Let’s visualize the spin polarization of the device

[11]:
p = plot.SpinPolarization(MFH_HC, colorbar=True, vmax=0.4, vmin=-0.4, figsize=(6,5))
p.annotate(size=10)
../_images/examples_open_20_0.png

Write electrode and device Hamiltonians to netCDF files so TBtrans can read them

[12]:
# Shift electrodes with Fermi level and write it to nc file
MFH_elec.shift(-MFH_elec.fermi_level())
MFH_elec.H.write('MFH_elec.nc')

# Shift device with its Fermi level and write nc file
MFH_HC.H.write('MFH_HC.nc', Ef=negf.Ef)

Write the input file for a TBtrans calculation for this system

[13]:
f = open('RUN.fdf', 'w')
f.write(
"""SystemLabel device
TBT.HS MFH_HC.nc

%block TBT.Contours
  window
%endblock

%block TBT.Contour.window
 part line
   from -10.0 eV to 10.0 eV
    delta 0.01 eV
     method mid-rule
%endblock

%block TS.Elecs
  LEFT
  RIGHT
%endblock TS.Elecs

%block TS.Elec.LEFT
  TSHS MFH_elec.nc
  semi-inf-dir -a1
  elec-pos begin 1
%endblock TS.Elec.LEFT

%block TS.Elec.RIGHT
  TSHS MFH_elec.nc
  semi-inf-dir +a1
  elec-pos end -1
%endblock TS.Elec.RIGHT
"""
       )
f.close()

Clean possible previous TBtrans output files and run again

[14]:
# TBtrans calculation
import os
# Clean output
os.system('rm device.TBT*')
os.system('rm fdf*')
# Run TBtrans
os.system('tbtrans RUN.fdf > RUN.out')
[14]:
0

Extract data from TBtrans calculation for each spin channel using sisl

[15]:
tbt_up = sisl.get_sile('device.TBT_UP.nc')
tbt_dn = sisl.get_sile('device.TBT_DN.nc')
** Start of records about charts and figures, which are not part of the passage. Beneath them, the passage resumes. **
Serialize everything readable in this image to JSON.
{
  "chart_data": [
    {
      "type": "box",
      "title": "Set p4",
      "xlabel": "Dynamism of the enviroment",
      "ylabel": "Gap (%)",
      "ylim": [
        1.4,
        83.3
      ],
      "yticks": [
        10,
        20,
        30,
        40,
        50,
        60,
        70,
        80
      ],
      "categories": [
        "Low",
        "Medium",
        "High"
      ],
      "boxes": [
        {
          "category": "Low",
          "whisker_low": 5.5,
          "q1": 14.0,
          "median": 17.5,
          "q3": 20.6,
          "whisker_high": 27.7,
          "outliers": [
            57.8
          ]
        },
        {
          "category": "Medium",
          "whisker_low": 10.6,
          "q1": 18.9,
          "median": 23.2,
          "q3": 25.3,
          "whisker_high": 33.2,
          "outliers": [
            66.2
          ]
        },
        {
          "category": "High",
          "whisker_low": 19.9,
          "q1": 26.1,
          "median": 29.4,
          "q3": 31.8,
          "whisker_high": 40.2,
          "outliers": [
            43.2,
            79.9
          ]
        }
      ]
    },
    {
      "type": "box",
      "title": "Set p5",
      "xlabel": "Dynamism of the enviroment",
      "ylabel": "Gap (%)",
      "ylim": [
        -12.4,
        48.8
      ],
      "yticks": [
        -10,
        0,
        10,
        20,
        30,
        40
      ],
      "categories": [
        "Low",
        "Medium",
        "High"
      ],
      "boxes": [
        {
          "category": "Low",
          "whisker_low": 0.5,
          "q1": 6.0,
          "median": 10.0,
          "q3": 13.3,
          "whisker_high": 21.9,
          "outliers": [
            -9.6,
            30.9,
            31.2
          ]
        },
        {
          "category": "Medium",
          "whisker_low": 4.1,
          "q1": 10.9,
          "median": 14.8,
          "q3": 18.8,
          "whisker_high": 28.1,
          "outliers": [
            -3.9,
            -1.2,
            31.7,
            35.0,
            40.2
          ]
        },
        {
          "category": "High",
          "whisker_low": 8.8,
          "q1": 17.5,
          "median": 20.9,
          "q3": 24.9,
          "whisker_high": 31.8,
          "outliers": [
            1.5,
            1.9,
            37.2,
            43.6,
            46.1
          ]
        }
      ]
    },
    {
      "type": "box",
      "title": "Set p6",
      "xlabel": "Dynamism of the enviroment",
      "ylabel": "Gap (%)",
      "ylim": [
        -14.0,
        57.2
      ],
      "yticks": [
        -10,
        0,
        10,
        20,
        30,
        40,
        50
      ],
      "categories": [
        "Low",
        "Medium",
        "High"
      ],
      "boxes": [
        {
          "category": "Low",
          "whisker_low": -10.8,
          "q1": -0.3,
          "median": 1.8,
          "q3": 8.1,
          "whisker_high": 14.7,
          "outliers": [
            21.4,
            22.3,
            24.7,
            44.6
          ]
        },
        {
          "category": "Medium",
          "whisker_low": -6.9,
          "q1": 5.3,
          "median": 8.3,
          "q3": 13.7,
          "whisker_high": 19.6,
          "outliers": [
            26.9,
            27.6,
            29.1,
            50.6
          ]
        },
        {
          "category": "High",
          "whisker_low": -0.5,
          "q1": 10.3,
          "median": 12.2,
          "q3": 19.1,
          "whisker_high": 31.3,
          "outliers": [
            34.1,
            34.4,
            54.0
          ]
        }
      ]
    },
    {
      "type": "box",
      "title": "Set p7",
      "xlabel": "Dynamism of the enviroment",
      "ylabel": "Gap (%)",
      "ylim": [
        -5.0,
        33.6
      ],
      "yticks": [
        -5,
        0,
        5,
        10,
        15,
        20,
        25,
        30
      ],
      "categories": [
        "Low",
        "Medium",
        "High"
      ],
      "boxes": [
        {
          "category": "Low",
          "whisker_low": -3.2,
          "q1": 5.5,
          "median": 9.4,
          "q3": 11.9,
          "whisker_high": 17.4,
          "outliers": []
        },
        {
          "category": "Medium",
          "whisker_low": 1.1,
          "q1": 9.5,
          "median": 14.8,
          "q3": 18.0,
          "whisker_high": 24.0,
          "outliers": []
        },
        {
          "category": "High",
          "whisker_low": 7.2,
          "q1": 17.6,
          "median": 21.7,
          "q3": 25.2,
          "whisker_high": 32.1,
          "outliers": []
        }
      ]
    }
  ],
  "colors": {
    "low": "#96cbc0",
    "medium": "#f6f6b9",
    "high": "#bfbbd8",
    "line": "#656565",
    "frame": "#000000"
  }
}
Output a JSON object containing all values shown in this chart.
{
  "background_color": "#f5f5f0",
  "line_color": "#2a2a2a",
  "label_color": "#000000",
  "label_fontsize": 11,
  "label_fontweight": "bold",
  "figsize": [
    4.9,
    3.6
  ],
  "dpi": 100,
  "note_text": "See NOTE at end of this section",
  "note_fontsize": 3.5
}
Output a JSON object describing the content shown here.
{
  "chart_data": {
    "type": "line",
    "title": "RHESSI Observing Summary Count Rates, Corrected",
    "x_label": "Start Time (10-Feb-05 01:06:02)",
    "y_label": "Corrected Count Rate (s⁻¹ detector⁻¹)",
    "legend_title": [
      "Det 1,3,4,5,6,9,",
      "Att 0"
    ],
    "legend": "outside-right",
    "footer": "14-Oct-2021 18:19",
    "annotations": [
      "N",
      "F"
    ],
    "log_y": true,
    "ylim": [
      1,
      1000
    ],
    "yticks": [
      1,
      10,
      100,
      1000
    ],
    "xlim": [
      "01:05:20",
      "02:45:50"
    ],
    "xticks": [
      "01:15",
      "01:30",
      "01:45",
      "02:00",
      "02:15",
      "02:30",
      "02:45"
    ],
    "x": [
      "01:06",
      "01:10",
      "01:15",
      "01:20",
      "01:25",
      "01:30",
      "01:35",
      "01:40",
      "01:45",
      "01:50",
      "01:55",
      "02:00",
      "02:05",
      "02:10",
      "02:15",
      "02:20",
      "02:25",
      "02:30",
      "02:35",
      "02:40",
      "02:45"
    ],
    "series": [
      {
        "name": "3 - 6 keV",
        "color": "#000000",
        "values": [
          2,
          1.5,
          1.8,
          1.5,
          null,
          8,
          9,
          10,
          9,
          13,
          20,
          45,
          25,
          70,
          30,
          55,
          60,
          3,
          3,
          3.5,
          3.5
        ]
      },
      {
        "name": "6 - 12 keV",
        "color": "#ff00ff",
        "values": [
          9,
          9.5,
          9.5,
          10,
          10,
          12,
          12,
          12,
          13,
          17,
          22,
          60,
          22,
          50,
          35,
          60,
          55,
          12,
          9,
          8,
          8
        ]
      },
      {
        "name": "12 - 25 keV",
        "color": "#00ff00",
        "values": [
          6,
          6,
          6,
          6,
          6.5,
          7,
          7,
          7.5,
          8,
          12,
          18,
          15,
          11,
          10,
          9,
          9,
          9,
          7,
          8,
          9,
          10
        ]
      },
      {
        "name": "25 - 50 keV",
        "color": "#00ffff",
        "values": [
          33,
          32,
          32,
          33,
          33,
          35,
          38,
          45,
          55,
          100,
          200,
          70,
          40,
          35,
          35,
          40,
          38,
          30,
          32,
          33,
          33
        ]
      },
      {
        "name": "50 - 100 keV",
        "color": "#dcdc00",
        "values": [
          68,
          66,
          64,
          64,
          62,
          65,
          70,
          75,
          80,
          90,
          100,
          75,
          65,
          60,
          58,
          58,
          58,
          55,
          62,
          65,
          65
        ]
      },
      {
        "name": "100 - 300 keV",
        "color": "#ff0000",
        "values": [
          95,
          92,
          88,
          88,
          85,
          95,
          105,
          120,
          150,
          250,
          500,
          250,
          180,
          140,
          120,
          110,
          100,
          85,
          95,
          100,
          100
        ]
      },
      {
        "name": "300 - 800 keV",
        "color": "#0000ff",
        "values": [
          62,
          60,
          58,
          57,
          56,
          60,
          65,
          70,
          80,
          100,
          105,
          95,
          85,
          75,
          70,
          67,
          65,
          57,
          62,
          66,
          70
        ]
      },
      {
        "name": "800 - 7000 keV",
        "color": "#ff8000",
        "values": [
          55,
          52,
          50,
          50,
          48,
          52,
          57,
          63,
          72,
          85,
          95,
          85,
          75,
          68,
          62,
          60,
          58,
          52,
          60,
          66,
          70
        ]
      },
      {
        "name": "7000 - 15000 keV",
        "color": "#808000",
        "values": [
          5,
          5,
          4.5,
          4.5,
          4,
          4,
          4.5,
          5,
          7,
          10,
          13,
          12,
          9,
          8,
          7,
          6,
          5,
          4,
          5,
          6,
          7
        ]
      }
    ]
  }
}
Plot transmission probabilities for each spin channel

[16]:
plt.plot(tbt_up.E, tbt_up.transmission(0, 1), label=r'$\sigma=\uparrow$')
plt.plot(tbt_dn.E, tbt_dn.transmission(0, 1), '--', label=r'$\sigma=\downarrow$')
plt.legend(fontsize=16)
plt.xlim(-10, 10)
plt.xlabel('Energy [eV]', fontsize=16)
plt.ylabel('Transmission [a.u.]', fontsize=16)
[16]:
Text(0, 0.5, 'Transmission [a.u.]')
../_images/examples_open_30_1.png

Note

Usually, each iteration using the non-equilibrium Green’s function formalism takes more time than if the system is finite or periodic. This is due to the fact that it has to invert the Green’s function matrix for each energy point along the integration path in each iteration. For this reason, using a good initial guess (initial spin-densities) can be crucial if we want to improve the performance.

Try again the example from above but using a specific initial guess for the spin-densities. For instance, you could find the self-consistent solution for the device Hamiltonian with periodic boundary conditions and use this spin-densities to start the convergence for the device with open boundary conditions.